Valuation, capital and income are central to sustainability economics. But the theoretical approach to valuation [in sustainability theory] is fallacious and the concepts of capital and income are only metaphorical.

The public is presumed to have an ethical responsibility to maintain a ‘broadly defined capital stock’ to sustain a ‘broadly defined income’ for future generations. This ‘capital stock’ agglomerates incommensurable features of the environment such as the atmosphere, oceans, exhaustible resources, and eco-systems.

The ‘broadly-defined income’ is an imputation of all benefits yielded by this ‘capital stock.’ Both ‘capital’ and ‘income’ are defined in a way that ignores the critical roles of private property and monetary exchange. Hence, sustainability is treated as a ‘market failure.’

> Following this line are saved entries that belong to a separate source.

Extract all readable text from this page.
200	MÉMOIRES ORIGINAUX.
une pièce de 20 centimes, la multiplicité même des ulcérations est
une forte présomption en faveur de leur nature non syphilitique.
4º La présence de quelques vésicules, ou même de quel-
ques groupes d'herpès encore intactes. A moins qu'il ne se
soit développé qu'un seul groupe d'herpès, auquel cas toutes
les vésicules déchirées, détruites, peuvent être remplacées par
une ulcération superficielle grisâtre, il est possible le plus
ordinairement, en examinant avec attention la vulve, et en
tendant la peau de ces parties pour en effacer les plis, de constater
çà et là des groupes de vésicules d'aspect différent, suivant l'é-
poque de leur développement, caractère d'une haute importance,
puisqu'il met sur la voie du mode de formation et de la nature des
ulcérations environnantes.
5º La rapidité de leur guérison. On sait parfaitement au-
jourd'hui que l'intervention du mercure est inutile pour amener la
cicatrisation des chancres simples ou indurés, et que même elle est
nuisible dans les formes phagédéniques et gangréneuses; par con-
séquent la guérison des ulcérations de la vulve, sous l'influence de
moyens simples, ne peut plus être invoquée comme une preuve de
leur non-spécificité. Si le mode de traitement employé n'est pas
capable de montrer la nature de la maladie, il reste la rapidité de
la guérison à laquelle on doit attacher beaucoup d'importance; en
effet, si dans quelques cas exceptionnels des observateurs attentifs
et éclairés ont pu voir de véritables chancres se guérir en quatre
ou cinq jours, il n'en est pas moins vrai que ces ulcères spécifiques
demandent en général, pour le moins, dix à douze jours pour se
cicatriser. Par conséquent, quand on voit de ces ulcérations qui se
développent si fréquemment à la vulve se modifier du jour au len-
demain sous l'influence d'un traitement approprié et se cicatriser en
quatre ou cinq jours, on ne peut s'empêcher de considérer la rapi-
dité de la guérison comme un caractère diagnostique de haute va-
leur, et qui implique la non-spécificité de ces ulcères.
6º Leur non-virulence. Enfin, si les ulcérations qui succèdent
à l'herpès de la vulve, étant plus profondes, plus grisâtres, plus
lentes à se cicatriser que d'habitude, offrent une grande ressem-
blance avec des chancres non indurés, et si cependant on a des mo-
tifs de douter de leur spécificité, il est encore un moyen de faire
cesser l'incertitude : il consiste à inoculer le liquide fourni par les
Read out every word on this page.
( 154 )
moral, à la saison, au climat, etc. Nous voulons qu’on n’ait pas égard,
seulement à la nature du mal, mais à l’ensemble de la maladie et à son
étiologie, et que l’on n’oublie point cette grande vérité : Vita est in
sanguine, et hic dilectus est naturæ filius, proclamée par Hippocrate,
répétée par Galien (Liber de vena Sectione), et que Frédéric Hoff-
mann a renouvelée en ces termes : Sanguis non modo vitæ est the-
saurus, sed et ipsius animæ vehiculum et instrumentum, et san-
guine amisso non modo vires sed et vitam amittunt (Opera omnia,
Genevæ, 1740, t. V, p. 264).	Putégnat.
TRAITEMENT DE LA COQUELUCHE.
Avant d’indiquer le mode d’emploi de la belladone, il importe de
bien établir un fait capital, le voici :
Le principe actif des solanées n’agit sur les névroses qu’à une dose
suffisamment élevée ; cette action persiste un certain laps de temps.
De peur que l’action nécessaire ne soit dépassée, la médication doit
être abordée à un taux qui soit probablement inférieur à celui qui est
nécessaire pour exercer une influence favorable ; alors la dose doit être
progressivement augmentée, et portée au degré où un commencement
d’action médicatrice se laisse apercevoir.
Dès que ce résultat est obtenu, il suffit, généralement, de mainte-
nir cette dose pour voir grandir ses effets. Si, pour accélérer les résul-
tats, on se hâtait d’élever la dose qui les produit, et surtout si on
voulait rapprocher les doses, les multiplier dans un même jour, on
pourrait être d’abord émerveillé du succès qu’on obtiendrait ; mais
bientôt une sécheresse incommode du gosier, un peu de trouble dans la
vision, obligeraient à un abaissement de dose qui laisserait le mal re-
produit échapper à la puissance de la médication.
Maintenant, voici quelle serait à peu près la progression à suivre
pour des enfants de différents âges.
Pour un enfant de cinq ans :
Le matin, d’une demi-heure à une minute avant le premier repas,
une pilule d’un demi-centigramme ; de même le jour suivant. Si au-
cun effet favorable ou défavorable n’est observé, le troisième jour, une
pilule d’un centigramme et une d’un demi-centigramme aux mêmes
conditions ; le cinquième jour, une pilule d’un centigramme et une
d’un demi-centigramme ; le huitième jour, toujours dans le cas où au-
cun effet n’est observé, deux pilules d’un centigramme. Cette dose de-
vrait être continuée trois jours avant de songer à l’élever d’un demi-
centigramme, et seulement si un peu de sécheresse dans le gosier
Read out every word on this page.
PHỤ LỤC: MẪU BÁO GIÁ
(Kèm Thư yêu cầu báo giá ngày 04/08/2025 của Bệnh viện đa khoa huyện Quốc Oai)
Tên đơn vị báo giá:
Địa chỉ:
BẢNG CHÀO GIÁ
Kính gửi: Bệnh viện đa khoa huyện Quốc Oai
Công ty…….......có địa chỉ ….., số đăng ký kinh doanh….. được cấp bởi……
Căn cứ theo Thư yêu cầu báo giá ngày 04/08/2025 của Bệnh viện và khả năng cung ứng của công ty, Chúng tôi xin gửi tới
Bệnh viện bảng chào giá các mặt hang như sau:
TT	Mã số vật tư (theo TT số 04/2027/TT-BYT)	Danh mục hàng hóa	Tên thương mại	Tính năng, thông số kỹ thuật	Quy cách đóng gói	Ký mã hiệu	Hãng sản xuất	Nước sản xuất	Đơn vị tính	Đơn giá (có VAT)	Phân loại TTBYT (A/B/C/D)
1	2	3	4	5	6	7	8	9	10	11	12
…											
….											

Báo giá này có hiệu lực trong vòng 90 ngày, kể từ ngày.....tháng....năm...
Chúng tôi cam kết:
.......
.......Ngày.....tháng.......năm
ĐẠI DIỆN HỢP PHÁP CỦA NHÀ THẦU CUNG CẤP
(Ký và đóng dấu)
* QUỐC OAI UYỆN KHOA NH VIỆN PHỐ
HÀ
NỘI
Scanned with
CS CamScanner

Moreover, imputation and incommensurability are not viewed as barriers to implementing ‘corrective policy’ since value is assumed to be measurable and inferable. But, in reality, value is only an individual’s subjective ranking of alternatives implying that the ‘income imputations’ are illegitimate.

 

What is more, only objects capable of private ownership can become capital goods. Without private property and monetary exchange, sustainability theory yields no valid theory for reckoning depreciation, depletion, resource despoliation, rational capital maintenance or replacement of capital.

Also, legitimately conceived and enforced property rights assure tort protection from pollution and an ethical reckoning of costs associated with resource use.

In addition, property rights and monetary exchange foster an evolution in the resource base as economic scarcities emerge.

The paper also notes that increased government regulation, taxation and expenditure will raise private time preference and reduce private incentives to save and provide for the future. True sustainability requires privatization of resources that are not privately owned and institutions that foster monetary reckoning.